Il est beaucoup plus difficile de faire très bien une tâche facile que de faire médiocrement une tâche difficile

Est-il plus difficile de traduire à partir d'une langue "exotique" qu'à partir d'une langue européenne ? Oui et non.

Il est certainement plus difficile d'apprendre le chinois que de se mettre à l'anglais. Mais une fois acquises des bases de chinois, si vous traduisez des textes chinois en français, bien malin qui pourra vous reprocher des erreurs.

Si j'ai besoin d'une traduction d'un article du Quotidien de Pékin, je suis incapable de déceler les erreurs éventuelles du traducteur et il m'importe peu que le style laisse à désirer, tant je suis reconnaissant de recevoir une version compréhensible de l'original. En revanche, on exige d'un traducteur anglais-français qu'il livre une traduction parfaitement exacte et bien rédigée.

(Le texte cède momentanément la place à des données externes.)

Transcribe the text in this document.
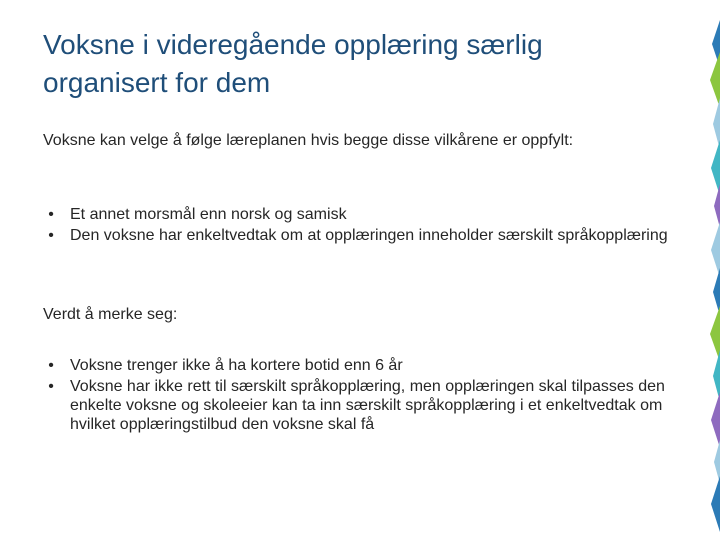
Voksne i videregående opplæring særlig organisert for dem

Voksne kan velge å følge læreplanen hvis begge disse vilkårene er oppfylt:

•	Et annet morsmål enn norsk og samisk
•	Den voksne har enkeltvedtak om at opplæringen inneholder særskilt språkopplæring

Verdt å merke seg:

•	Voksne trenger ikke å ha kortere botid enn 6 år
•	Voksne har ikke rett til særskilt språkopplæring, men opplæringen skal tilpasses den enkelte voksne og skoleeier kan ta inn særskilt språkopplæring i et enkeltvedtak om hvilket opplæringstilbud den voksne skal få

Une anecdote : un jour, je traduisais un communiqué de presse qui contenait la phrase suivante : "With outside help, Albania was able to contain the epidemic." Ma traduction : "Sans aide extérieure, l'Albanie a réussi à endiguer l'épidémie." Un communiqué de presse se traduit toutes affaires cessantes, de sorte que je n'avais pas relu ma traduction de façon assez minutieuse. Dans mon esprit, "with outside" était devenu "without outside", d'où l'erreur.

Un journaliste de l'Agence France Presse a relevé la contradiction entre les versions anglaise et française, et l'a signalée au service Communication. Embarrassant. Cela ne se serait pas produit si j'avais traduit un texte du tagalog.

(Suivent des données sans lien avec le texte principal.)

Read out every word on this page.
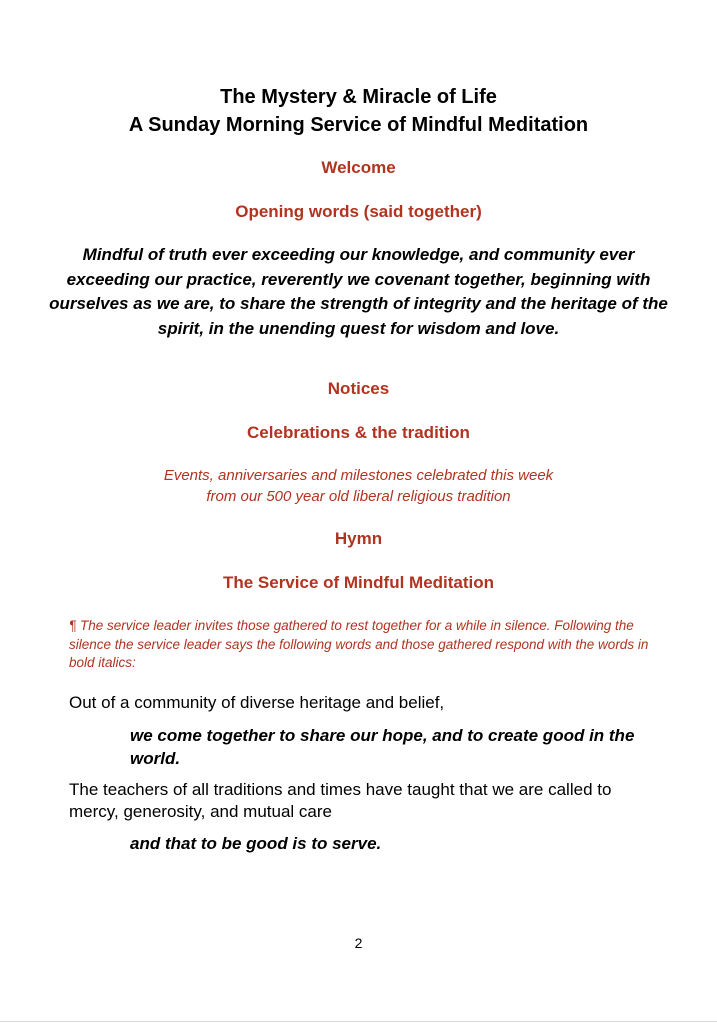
The Mystery & Miracle of Life
A Sunday Morning Service of Mindful Meditation
Welcome
Opening words (said together)
Mindful of truth ever exceeding our knowledge, and community ever exceeding our practice, reverently we covenant together, beginning with ourselves as we are, to share the strength of integrity and the heritage of the spirit, in the unending quest for wisdom and love.
Notices
Celebrations & the tradition
Events, anniversaries and milestones celebrated this week
from our 500 year old liberal religious tradition
Hymn
The Service of Mindful Meditation
¶ The service leader invites those gathered to rest together for a while in silence. Following the silence the service leader says the following words and those gathered respond with the words in bold italics:
Out of a community of diverse heritage and belief,
we come together to share our hope, and to create good in the world.
The teachers of all traditions and times have taught that we are called to mercy, generosity, and mutual care
and that to be good is to serve.
2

S'il est apparemment plus difficile de traduire d'anglais en russe que d'anglais en français, ceux qui traduisent ne sont jamais que des êtres humains et rien ne permet de penser que les russophones soient plus futés que les francophones. On peut en conclure que, pour un nombre de pages égal traduites en un temps identique, le travail des premiers rique d'être moins abouti que celui des seconds, pour lesquels on sera plus exigeant en ce qui concerne la qualité du style.

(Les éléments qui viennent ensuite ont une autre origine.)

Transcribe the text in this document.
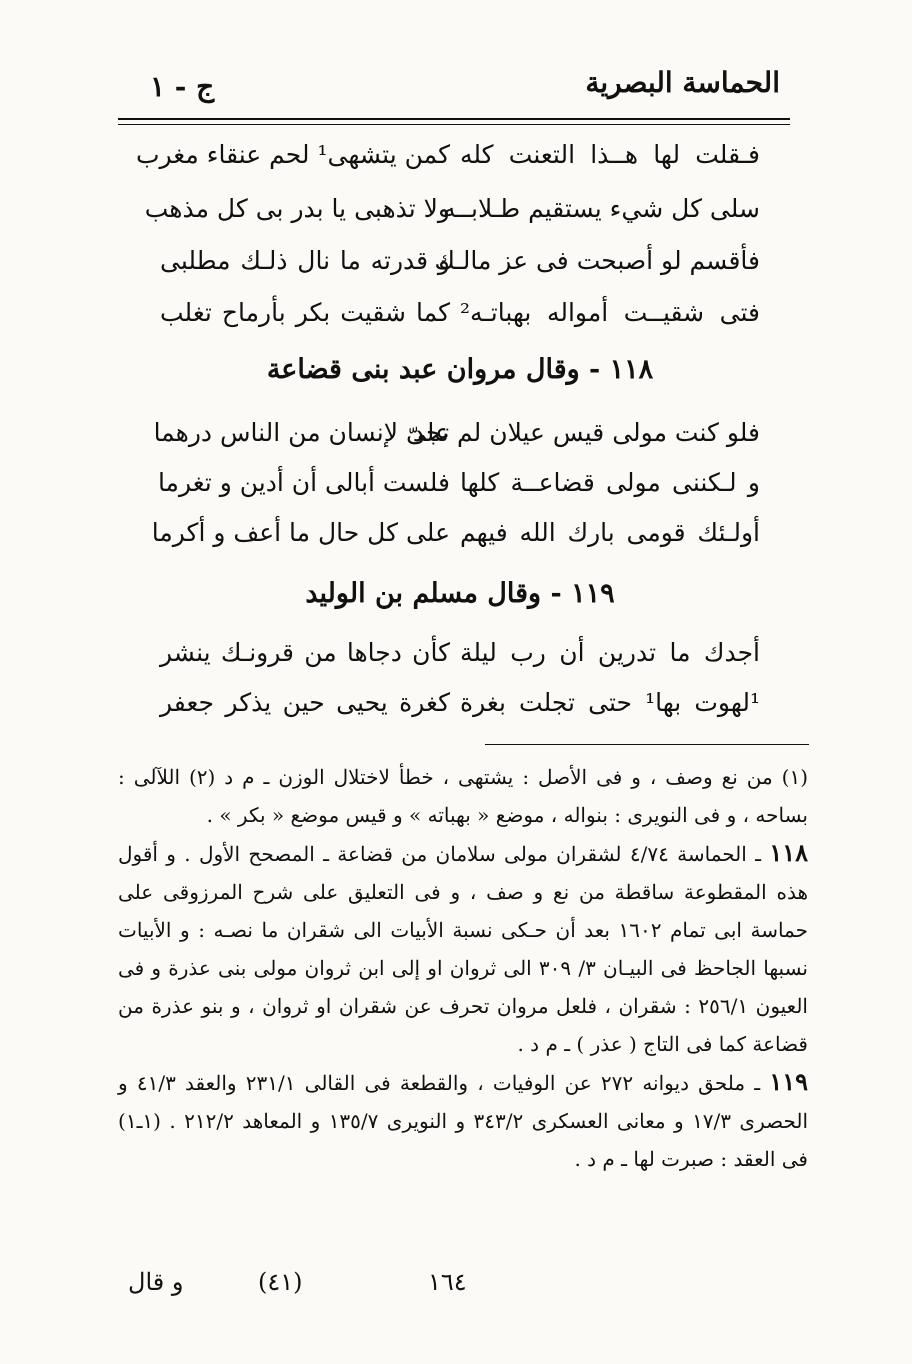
الحماسة البصرية
ج - ١
فـقلت لها هــذا التعنت كله
كمن يتشهى¹ لحم عنقاء مغرب
سلى كل شيء يستقيم طـلابــه
ولا تذهبى يا بدر بى كل مذهب
فأقسم لو أصبحت فى عز مالـك
و قدرته ما نال ذلـك مطلبى
فتى شقيــت أمواله بهباتـه²
كما شقيت بكر بأرماح تغلب
١١٨ - وقال مروان عبد بنى قضاعة
فلو كنت مولى قيس عيلان لم تجد
علىّ لإنسان من الناس درهما
و لـكننى مولى قضاعــة كلها
فلست أبالى أن أدين و تغرما
أولـئك قومى بارك الله فيهم
على كل حال ما أعف و أكرما
١١٩ - وقال مسلم بن الوليد
أجدك ما تدرين أن رب ليلة
كأن دجاها من قرونـك ينشر
¹لهوت بها¹ حتى تجلت بغرة
كغرة يحيى حين يذكر جعفر

(١) من نع وصف ، و فى الأصل : يشتهى ، خطأ لاختلال الوزن ـ م د (٢) اللآلى : بساحه ، و فى النويرى : بنواله ، موضع « بهباته » و قيس موضع « بكر » .

١١٨ ـ الحماسة ٤/٧٤ لشقران مولى سلامان من قضاعة ـ المصحح الأول . و أقول هذه المقطوعة ساقطة من نع و صف ، و فى التعليق على شرح المرزوقى على حماسة ابى تمام ١٦٠٢ بعد أن حـكى نسبة الأبيات الى شقران ما نصـه : و الأبيات نسبها الجاحظ فى البيـان ٣/ ٣٠٩ الى ثروان او إلى ابن ثروان مولى بنى عذرة و فى العيون ٢٥٦/١ : شقران ، فلعل مروان تحرف عن شقران او ثروان ، و بنو عذرة من قضاعة كما فى التاج ( عذر ) ـ م د .

١١٩ ـ ملحق ديوانه ٢٧٢ عن الوفيات ، والقطعة فى القالى ٢٣١/١ والعقد ٤١/٣ و الحصرى ١٧/٣ و معانى العسكرى ٣٤٣/٢ و النويرى ١٣٥/٧ و المعاهد ٢١٢/٢ . (١ـ١) فى العقد : صبرت لها ـ م د .

و قال	(٤١)	١٦٤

Le russophone connaît l'anglais ou pas, tout comme le francophone. Il maîtrise sa propre langue ou pas. Bien sûr le vocabulaire anglais guide le francophone, mais bien souvent aussi le fourvoie. Les russophones sont dans l'ensemble à l'abri des faux amis.

Quand je travaillais à la Commission européenne, on nous incitait à pratiquer le plus grand nombre de langues possibles. Pour ma part, mes langues de travail étrangères étaient au nombre de six, ce qui n'avait rien de remarquable à la Commission.

On me disait : "Tu jongles avec six langues ! Ce doit être difficile !" Oui, c'était difficile, parce que j'étais incompétent pour quatre d'entre elles. Pour ce qui est de ma langue principale, l'anglais, je n'ai jamais trouvé que la traduction était difficile. C'est justement l'aisance avec laquelle je pratiquais cette activité qui me permettait de faire de bonnes traductions.

Certains professionnels assurent qu'ils font un travail très difficile, mais je ne monterais jamais dans un avion dont le pilote juge son travail difficile.

Dans le même ordre d'idées, si l'on reconnaît généralement qu'il est plus difficile d'interpréter un discours que de le traduire, on ne demande pas à l'interprète de faire du style, alors que le traducteur doit remettre un texte bien léché.

Il est donc en fin de compte absurde d'affirmer que la traduction d'une langue exotique ou vers une langue rare est plus difficile que la traduction d'une langue plus proche de la langue d'arrivée, car l'exigence de qualité est inversement proportionnelle à la difficulté d'une tâche.